Court Opinion

ID: 8351752
Source: CourtListenerOpinion
Date Created: 2022-10-17 23:51:55.297932+00
Date Added: 2024-06-11T16:45:49.068018
License: Public Domain

Donahue, J.,
concurring. I concur in the judgment of affirmance in this case solely for the reason that these mutual telephone companies are claiming the right to erect poles and string wires thereon, over and along the public streets and alleys, under and in pursuance of a grant or franchise to them by the council of the municipalities named in the petition.
Such rights cannot be granted in the streets and alleys of a municipal corporation, except to a public service corporation that is required by the laws of this state to furnish equal service to the public gén'erally.
*343Injunction is the proper remedy to prevent the exercise of such rights in the public streets and ways by private individuals for private purposes.
On the other hand, I do not believe that a mutual telephone company, organized not for profit, and serving only its stockholders, with the right to reject or accept any stockholder it pleases, can be required to procure a certificate from the public service commission before doing business in any locality, no matter whether a telephone company organized for profit is of is not furnishing adequate service to its subscribers in that locality.
The public service commission of Ohio, as its name indicates, is a commission created for the purpose of controlling and regulating the public utilities of this state.
Section 3 of the act creating that commission (Section 614-2, General Code) specifically enumerates the “person or persons, firm or firms, co-partnership or voluntary association, joint stock association, company or corporation, wherever organized or incorporated,” that come within the control and jurisdiction of the public service commission of Ohio.
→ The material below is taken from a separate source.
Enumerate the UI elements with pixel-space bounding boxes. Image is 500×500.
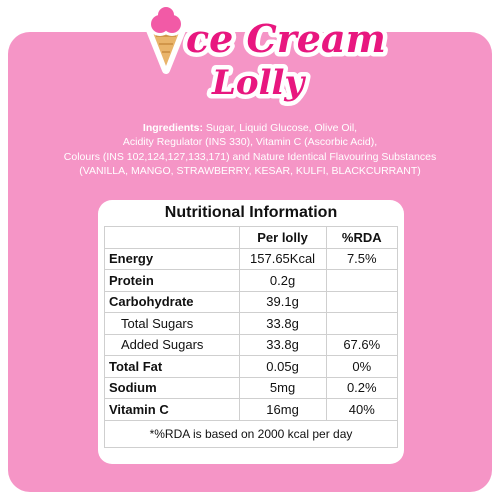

In this connection the statute defines a telephone company, and the following section of the same.act (Section 614-2a, General Code) specifically exempts from the terms of the statute utilities operated “not for profit;” so that the definition of “a telephone company” as given in Section 3 of the act creating the public service commission, must be read in connection with .the exceptions written in Section 4 of the same act, and so reading the two together, a telephone company, within the *344meaning of this act creating the public service commission of Ohio and defining its duties and authority, is a “person or persons, firm or firms, co-partnership or voluntary association, joint stock association, company or corporation * * * transmitting to, from, through, or in this state, telephonic messages” for profit. It follows, therefore, that when Section 54 of the same act refers to telephone companies, it means a telephone company as defined by Sections 3 and 4 of the same act; otherwise it would refer only to companies, and not to individuals, firms or partnerships, operating this public utility for profit in this state.